Let the point \[P(x,y)\] be on a circle of radius r centered at the origin and \[P\] is on the terminal ray of \[\theta \] . Now let suppose the angle \[\theta \] be the non reflex angle from the positive x axis that is coterminal with the angle \[\theta \] .
The line segments from \[(0,0)\] to \[(x,0)\] and to \[(0,y)\] form a right angled triangle with hypotenuse \[r\] and angle \[\theta \] between \[x\] and \[r\] .
So \[\cos \theta = \dfrac{x}{r}\] and \[\sin \theta = \dfrac{y}{r}\] .
 \[x,y,r\] are the lengths of the two sides and the hypotenuse of a right angled triangle respectively.

Therefore,
  \[{x^2} + {y^2} = {r^2}\]
Now solving for \[y\] , we get
  \[y = \pm \sqrt {{r^2} - {x^2}} \]
Now We know the values of \[x\] and \[r\] , so we can find that value of \[y\] using formula i.e.
 \[
  y = \pm \sqrt {{r^2} - {x^2}} \\
   \Rightarrow y = \pm \sqrt {{{25}^2} - {{24}^2}} \\
   \Rightarrow y = \pm 7 \;
 \]
Now we know that \[y\] is negative so \[y = - 7\] .

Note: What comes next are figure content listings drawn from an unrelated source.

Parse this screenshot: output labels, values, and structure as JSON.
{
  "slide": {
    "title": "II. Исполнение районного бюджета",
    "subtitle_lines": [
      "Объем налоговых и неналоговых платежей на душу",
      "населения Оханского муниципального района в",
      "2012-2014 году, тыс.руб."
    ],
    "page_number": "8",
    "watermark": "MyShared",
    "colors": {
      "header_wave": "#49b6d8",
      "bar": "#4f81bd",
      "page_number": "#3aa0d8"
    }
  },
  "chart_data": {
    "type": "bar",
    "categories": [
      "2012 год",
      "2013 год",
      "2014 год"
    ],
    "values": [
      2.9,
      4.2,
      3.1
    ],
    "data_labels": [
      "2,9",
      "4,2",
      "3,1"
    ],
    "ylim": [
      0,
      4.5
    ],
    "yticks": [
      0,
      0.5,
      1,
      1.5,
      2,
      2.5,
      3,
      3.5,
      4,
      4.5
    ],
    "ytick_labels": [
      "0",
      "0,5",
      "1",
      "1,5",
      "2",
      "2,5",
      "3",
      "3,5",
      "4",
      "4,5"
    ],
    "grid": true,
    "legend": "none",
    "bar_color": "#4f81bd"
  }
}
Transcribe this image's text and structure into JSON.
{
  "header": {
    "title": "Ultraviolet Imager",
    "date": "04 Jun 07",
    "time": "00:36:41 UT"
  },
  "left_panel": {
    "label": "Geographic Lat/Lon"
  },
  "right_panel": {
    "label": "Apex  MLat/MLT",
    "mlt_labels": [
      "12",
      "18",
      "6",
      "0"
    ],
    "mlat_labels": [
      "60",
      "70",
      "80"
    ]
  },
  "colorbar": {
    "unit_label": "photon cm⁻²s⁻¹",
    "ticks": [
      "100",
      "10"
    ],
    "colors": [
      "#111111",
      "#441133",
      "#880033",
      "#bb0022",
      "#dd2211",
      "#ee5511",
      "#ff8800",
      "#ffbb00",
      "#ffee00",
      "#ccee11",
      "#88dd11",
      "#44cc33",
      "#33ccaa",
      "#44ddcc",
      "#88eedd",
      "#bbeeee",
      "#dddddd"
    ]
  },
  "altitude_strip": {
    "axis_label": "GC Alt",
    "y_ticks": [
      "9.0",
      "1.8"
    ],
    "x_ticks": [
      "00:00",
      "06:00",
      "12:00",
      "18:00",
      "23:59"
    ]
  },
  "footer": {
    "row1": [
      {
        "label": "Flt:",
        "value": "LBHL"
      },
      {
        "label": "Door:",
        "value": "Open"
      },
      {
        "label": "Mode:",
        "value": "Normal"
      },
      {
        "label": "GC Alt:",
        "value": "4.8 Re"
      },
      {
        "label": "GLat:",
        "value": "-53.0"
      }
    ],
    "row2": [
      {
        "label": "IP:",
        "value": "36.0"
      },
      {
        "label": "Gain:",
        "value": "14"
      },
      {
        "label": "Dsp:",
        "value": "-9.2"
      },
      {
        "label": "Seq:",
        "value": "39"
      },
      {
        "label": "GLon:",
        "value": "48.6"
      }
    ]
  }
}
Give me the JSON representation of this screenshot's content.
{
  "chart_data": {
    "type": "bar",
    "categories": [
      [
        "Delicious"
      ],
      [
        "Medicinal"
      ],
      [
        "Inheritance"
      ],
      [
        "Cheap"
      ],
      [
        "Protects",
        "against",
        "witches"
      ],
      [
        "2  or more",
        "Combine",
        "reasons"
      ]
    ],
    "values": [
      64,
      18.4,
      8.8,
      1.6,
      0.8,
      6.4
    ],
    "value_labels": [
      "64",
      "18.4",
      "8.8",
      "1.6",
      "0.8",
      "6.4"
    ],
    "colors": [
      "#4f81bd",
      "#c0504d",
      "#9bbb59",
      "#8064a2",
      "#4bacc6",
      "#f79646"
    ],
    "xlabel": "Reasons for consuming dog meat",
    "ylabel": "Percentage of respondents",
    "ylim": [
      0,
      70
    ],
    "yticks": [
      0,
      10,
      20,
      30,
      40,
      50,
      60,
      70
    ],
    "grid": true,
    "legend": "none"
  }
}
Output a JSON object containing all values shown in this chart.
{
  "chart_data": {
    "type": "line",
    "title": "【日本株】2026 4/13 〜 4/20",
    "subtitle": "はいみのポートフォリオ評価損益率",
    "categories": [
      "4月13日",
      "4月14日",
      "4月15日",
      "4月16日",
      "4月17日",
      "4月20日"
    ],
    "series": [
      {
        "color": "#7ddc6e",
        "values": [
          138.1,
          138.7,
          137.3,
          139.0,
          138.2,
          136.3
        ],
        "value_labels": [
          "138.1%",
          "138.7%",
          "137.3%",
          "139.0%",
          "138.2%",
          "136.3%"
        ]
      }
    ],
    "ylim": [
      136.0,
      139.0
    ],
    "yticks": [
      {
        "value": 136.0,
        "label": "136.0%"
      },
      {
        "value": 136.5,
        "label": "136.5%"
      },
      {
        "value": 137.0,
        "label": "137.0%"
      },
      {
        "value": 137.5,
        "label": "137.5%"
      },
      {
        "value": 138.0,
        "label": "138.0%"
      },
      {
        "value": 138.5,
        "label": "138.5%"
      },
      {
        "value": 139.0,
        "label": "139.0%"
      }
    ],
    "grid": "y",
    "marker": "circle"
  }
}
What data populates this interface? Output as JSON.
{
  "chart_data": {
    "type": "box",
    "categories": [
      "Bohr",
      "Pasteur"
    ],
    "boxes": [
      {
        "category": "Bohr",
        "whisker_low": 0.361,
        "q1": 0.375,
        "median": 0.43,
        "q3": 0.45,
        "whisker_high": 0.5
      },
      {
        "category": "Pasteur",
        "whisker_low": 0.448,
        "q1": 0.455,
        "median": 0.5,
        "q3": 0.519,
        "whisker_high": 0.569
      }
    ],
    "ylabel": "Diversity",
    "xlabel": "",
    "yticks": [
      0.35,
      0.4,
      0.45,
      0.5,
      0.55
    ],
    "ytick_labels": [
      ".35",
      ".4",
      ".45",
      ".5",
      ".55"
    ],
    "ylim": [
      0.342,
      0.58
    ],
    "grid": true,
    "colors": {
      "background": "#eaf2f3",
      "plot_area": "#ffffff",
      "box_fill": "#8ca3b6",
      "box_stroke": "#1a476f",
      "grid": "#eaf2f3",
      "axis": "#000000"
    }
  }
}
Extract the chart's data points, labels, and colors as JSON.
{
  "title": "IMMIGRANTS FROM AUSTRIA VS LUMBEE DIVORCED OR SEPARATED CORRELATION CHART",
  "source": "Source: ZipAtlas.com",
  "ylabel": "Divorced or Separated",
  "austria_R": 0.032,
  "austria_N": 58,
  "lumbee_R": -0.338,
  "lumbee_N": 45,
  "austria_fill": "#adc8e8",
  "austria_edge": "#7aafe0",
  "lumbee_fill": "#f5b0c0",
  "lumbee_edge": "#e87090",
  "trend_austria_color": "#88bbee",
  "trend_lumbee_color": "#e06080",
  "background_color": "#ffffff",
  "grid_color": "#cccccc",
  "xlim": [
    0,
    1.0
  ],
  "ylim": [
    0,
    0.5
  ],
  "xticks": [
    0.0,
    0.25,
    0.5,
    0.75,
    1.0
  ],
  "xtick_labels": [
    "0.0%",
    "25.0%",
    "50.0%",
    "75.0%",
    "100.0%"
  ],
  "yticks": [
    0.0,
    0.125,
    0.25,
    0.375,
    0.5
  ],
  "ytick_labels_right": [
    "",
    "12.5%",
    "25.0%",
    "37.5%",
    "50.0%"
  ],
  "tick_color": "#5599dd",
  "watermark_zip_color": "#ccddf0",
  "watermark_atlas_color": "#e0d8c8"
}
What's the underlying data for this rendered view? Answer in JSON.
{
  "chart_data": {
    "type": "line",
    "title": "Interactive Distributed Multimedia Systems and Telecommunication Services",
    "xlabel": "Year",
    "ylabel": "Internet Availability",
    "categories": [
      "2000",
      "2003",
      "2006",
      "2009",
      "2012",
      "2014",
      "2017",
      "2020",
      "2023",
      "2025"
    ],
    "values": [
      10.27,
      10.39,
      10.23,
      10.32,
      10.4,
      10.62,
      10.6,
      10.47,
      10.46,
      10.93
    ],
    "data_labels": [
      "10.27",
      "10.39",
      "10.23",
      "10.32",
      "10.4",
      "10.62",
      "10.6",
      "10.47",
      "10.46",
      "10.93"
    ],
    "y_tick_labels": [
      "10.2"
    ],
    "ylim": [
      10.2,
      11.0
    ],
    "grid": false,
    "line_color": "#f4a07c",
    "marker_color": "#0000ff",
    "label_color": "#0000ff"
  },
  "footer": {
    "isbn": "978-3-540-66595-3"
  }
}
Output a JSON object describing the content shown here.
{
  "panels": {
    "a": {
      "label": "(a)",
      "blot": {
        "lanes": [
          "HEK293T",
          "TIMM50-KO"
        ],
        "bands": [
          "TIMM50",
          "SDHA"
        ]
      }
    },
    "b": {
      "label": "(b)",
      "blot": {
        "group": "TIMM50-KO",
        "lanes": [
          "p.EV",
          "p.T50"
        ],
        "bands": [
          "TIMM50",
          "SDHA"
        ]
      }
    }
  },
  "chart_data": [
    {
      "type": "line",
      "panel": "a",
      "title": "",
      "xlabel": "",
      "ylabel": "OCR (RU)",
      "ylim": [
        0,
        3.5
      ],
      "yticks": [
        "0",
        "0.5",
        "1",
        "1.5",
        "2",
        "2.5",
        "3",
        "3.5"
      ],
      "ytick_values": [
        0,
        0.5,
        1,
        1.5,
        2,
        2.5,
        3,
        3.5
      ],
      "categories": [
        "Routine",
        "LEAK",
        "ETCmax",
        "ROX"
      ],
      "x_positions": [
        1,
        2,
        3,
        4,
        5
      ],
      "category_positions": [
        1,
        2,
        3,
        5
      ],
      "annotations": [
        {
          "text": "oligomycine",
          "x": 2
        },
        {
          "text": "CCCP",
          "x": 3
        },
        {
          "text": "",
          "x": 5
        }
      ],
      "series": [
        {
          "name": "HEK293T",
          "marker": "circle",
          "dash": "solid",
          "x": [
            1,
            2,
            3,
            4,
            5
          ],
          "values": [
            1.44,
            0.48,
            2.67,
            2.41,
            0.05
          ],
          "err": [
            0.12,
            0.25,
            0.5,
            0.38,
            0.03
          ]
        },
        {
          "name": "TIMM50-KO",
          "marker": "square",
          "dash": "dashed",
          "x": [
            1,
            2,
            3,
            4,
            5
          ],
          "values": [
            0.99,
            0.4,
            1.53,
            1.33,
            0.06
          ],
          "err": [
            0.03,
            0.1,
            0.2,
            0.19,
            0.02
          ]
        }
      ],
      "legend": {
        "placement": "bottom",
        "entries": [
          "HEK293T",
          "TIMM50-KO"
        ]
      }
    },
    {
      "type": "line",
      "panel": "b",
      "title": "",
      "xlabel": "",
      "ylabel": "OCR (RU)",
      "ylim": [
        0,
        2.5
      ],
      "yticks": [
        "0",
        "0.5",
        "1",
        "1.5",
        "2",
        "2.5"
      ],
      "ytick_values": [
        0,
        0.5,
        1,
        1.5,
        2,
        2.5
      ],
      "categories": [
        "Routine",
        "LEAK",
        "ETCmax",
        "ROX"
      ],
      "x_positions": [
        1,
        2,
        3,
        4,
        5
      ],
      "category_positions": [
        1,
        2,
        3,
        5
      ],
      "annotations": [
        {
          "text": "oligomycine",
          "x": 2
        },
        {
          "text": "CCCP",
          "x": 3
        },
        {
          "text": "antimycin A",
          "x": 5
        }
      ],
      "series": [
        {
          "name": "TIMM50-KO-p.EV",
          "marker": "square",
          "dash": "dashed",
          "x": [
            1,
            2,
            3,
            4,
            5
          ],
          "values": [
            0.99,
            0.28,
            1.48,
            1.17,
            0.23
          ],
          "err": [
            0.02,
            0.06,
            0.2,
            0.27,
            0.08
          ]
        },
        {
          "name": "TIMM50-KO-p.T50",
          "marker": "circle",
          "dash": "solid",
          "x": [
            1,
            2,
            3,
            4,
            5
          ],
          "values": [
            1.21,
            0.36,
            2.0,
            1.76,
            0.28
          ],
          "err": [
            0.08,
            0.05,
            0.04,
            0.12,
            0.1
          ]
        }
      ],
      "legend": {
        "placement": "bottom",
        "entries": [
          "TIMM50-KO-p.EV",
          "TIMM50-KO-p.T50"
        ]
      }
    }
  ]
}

So the value of trigonometric functions will be:
 \[
  \sin \theta = \dfrac{y}{r} = \dfrac{{ - 7}}{{25}} \\
  \tan \theta = \dfrac{y}{x} = \dfrac{{ - 7}}{{24}} \\
  \cot \theta = \dfrac{x}{y} = \dfrac{{24}}{{ - 7}} = \dfrac{{ - 24}}{7} \\
  \sec \theta = \dfrac{1}{x} = \dfrac{25}{{24}} \\
  \csc \theta = \dfrac{1}{y} = \dfrac{25}{{ - 7}} = \dfrac{{ - 25}}{7} \;
 \]
Hence this is the required answer.

Note: Here you should know that what a right angled triangle is, you should also study the proof of the formula \[{x^2} + {y^2} = {r^2}\] which was used in this entire questions. Also the basic trigonometric formula like \[\sin \theta = \dfrac{1}{{\csc \theta }},\cos \theta = \dfrac{1}{{\sec \theta }},\tan \theta = \dfrac{{\sin \theta }}{{\cos \theta }},\cot \theta = \dfrac{1}{{\tan \theta }}\] .Using these formula you can easily find the solution of these kind of questions.